Шрифт:
Интервал:
Закладка:
Вера для Чехова — условие и подлинного творчества, и даже земного счастья. Недаром возразил он, отчасти недоуменно, когда один из его персонажей (в рассказе "Святой ночью", 1886) был назван неудачником: "Мережковский моего монаха, сочинителя акафистов, называет неудачником. Какой же это неудачник? Дай Бог всякому так пожить: и в Бога верил, и сыт был, и сочинять умел…" (П-3,54).
Мережковский судил с точки зрения жизненного успеха. У Чехова критерий иной. Заметим, что счастье он воспринимает как полноту жизни на трёх уровнях: духовном ("в Бога верил"), телесном ("сыт был") и душевном ("сочинять умел"). В жизни Чехова именно неполнота духовная была его мукой.
Многое заставляло Чехова, одолевающего свой жизненный путь, оглядываться назад, к той пугающей мысли, реченной безумцем в сердце своем, которой едва ли кто смог избежать. Какие были причины к тому, кроме присущей всем людям греховной повреждённости натуры?

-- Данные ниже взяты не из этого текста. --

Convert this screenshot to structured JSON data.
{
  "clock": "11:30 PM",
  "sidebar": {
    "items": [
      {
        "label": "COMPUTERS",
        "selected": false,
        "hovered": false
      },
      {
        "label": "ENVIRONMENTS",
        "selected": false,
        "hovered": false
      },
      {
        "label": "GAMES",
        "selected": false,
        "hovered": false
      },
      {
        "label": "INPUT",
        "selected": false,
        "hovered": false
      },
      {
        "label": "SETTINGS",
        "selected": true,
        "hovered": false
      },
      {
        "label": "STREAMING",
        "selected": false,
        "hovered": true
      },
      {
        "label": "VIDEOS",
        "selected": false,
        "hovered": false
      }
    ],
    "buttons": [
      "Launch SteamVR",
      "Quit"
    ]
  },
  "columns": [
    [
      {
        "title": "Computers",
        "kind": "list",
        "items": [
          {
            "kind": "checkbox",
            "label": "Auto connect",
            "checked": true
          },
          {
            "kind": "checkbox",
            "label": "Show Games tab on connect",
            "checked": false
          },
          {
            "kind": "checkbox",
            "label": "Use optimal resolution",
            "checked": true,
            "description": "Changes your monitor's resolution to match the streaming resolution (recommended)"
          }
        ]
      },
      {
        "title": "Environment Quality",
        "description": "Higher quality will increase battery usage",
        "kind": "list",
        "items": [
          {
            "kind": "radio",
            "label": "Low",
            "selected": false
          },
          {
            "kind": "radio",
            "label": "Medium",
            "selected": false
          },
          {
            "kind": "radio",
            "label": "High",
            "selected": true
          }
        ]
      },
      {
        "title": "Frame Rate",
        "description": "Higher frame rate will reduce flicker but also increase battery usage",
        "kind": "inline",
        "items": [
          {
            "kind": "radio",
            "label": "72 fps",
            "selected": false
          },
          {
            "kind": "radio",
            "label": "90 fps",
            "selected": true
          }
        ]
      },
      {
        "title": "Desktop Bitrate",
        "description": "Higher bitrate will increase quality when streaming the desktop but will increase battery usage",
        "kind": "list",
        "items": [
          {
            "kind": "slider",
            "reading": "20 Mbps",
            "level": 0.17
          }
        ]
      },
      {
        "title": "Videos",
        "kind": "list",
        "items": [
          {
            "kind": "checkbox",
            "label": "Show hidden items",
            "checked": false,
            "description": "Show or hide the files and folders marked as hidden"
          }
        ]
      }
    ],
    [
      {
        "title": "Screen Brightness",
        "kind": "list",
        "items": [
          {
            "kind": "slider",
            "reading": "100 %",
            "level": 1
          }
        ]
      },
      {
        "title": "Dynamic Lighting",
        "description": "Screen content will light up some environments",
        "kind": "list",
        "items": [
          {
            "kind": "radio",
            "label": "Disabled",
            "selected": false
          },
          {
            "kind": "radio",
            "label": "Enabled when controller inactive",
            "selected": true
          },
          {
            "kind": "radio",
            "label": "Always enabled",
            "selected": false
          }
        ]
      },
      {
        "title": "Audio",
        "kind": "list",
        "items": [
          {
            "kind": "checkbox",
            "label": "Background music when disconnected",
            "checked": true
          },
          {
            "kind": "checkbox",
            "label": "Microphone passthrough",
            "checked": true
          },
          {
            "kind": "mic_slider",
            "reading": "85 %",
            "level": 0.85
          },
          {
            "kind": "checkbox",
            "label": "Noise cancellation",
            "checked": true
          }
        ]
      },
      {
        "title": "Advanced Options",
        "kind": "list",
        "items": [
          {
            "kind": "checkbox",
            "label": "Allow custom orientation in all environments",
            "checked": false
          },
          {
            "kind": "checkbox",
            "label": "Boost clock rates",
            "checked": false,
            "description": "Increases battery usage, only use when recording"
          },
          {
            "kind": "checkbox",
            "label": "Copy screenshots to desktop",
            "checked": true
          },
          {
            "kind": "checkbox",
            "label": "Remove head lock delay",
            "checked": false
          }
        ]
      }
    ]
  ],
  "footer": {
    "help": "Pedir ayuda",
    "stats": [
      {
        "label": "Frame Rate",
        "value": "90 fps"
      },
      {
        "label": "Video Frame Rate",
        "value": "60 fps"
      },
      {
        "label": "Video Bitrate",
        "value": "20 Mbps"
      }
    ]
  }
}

"Я получил в детстве религиозное образование и такое же воспитание — с церковным пением, с чтением Апостола и кафизм в церкви, с исправным посещением утрени, с обязанностью помогать в алтаре и звонить на колокольне, — писал Чехов (в марте 1892) И.Леонтьеву-Щеглову, с которым у него сложились более доверительные отношения. — И что же? Когда я теперь вспоминаю о своём детстве, то оно представляется мне довольно мрачным; религии у меня теперь нет. Знаете, когда бывало, я и два моих брата среди церкви пели трио "Да исправится" или же "Архангельский глас", на нас все смотрели с умилением и завидовали моим родителям, мы же в это время чувствовали себя маленькими каторжниками".

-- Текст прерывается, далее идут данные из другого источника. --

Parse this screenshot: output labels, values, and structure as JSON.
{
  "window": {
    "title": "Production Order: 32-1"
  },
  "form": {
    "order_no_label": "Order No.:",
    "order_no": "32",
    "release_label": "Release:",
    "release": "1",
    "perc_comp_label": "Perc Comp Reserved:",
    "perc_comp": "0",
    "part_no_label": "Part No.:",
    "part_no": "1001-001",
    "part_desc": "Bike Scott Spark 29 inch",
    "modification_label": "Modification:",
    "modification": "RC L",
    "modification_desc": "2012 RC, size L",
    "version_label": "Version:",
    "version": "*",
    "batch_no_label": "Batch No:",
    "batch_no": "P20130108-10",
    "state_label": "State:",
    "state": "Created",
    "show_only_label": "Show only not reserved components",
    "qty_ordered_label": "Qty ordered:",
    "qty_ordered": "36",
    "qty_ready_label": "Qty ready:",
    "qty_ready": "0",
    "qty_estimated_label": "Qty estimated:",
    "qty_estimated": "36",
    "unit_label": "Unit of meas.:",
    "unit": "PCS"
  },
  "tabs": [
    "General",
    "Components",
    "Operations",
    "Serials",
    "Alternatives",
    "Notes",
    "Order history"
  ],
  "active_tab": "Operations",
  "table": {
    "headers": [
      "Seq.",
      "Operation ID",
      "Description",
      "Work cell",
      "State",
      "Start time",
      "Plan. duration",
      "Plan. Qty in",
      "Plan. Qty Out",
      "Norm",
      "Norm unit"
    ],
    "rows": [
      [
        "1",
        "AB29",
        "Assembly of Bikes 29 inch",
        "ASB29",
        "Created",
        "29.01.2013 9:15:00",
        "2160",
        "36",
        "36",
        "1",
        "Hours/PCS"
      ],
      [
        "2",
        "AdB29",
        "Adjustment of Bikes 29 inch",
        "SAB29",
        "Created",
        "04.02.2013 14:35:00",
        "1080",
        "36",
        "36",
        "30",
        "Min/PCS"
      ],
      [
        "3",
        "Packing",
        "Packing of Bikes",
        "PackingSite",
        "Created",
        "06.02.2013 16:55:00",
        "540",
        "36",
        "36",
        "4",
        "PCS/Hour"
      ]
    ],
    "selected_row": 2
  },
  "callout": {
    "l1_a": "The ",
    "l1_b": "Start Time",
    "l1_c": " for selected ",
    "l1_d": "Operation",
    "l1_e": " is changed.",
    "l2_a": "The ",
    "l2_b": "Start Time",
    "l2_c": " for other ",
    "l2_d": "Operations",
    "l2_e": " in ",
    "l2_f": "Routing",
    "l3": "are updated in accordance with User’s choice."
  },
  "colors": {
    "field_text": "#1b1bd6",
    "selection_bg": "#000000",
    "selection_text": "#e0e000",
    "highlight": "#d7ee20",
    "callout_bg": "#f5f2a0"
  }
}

Неделю спустя он пишет о том же Суворину, видимо, ещё не сумевши избыть из памяти впечатление о детской несвободе. Чехов раскрывает внутренний трагизм религиозного развития человека в жёстких рамках принуждения к вере. Чехов отвергает религию из-под палки и религию от сытости и довольства.

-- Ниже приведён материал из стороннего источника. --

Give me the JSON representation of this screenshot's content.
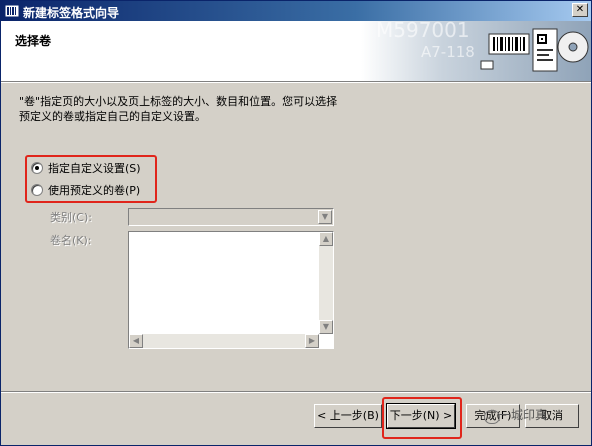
{
  "window": {
    "title": "新建标签格式向导",
    "close_glyph": "✕"
  },
  "header": {
    "title": "选择卷",
    "art_text_1": "M597001",
    "art_text_2": "A7-118",
    "icons": [
      "barcode-label-icon",
      "qr-card-icon",
      "disc-icon"
    ]
  },
  "description": "\"卷\"指定页的大小以及页上标签的大小、数目和位置。您可以选择预定义的卷或指定自己的自定义设置。",
  "options": [
    {
      "label": "指定自定义设置(S)",
      "selected": true
    },
    {
      "label": "使用预定义的卷(P)",
      "selected": false
    }
  ],
  "fields": {
    "category_label": "类别(C):",
    "category_value": "",
    "roll_name_label": "卷名(K):",
    "roll_names": []
  },
  "buttons": {
    "back": "< 上一步(B)",
    "next": "下一步(N) >",
    "finish": "完成(F)",
    "cancel": "取消"
  },
  "watermark": "一城印真",
  "colors": {
    "titlebar": "#0a246a",
    "highlight": "#e0251b",
    "face": "#d4d0c8"
  }
}
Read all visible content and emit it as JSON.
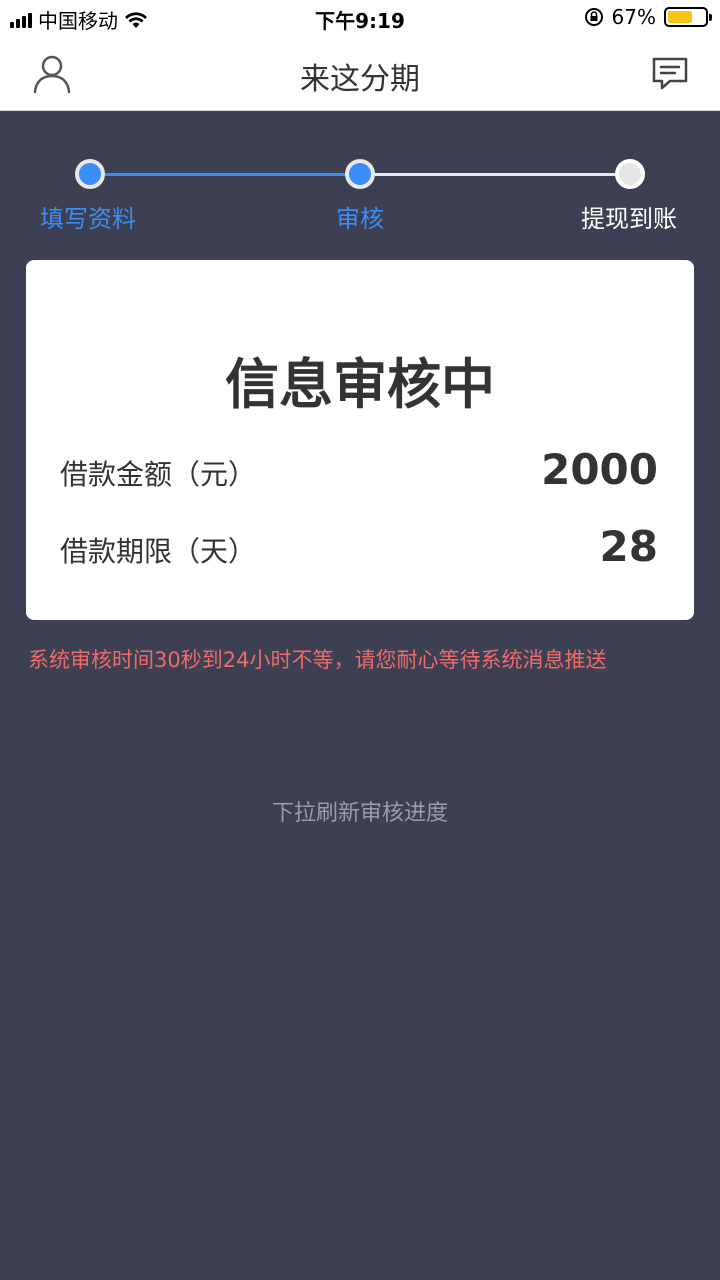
{
  "status_bar": {
    "carrier": "中国移动",
    "time": "下午9:19",
    "battery_percent": "67%",
    "battery_level": 0.66,
    "icons": [
      "signal-icon",
      "wifi-icon",
      "rotation-lock-icon",
      "battery-icon"
    ]
  },
  "nav": {
    "title": "来这分期",
    "left_icon": "profile-icon",
    "right_icon": "message-icon"
  },
  "steps": {
    "items": [
      {
        "label": "填写资料",
        "state": "done"
      },
      {
        "label": "审核",
        "state": "current"
      },
      {
        "label": "提现到账",
        "state": "pending"
      }
    ],
    "active_color": "#3a8ef6",
    "inactive_color": "#e8e8e8"
  },
  "card": {
    "heading": "信息审核中",
    "amount_label": "借款金额（元）",
    "amount_value": "2000",
    "term_label": "借款期限（天）",
    "term_value": "28"
  },
  "notice": "系统审核时间30秒到24小时不等，请您耐心等待系统消息推送",
  "pull_hint": "下拉刷新审核进度",
  "colors": {
    "background": "#3c4052",
    "notice": "#ef6b6b"
  }
}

Человек перед Богом не должен чувствовать себя подневольным: это убивает в нём веру. Вера может быть только свободной. Христос ждёт свободной любви человека — её отверг Великий Инквизитор. И сколь многие ещё. Отец Чехова, Павел Егорович, был искренне и истово верующим человеком, но при этом фарисеем: жившим по правилу человек для субботы, а не суббота для человека. Он очень любил церковные службы и из тщеславия (по свидетельству старшего сына его, Александра) завёл собственный небольшой хор, основу которого составили его сыновья. Мальчики не отличались достаточным музыкальным талантом, но это не остановило рвения Павла Егоровича, а лишь увеличило время истязающих репетиций с криком и бранью отца. Живая и несомненная вера отрока Антоши Чехова подверглась суровому испытанию. С ранних лет слишком чуткий ко всякой неправде и фальши, он не мог не проникнуться отвержением той религиозной подневольной жизни, к которой принуждал его отец.
Другой причиной религиозных сомнений Чехова стала его увлечённость медициной. Занятие отчасти опасное для нестойких умов. О Чехове того не сказать, но штудирование анатомии может поколебать всякого хотя бы ненадолго.
"Я думаю, что, когда вскрываешь труп, даже у самого заядлого спиритуалиста необходимо явится вопрос: где тут душа? — писал он Суворину 7 мая 18 89 года. — А если знаешь, как велико сходство между телесными и душевными болезнями, и когда знаешь, что те и другие болезни лечатся одними и теми же лекарствами, поневоле не захочешь отделять душу от тела".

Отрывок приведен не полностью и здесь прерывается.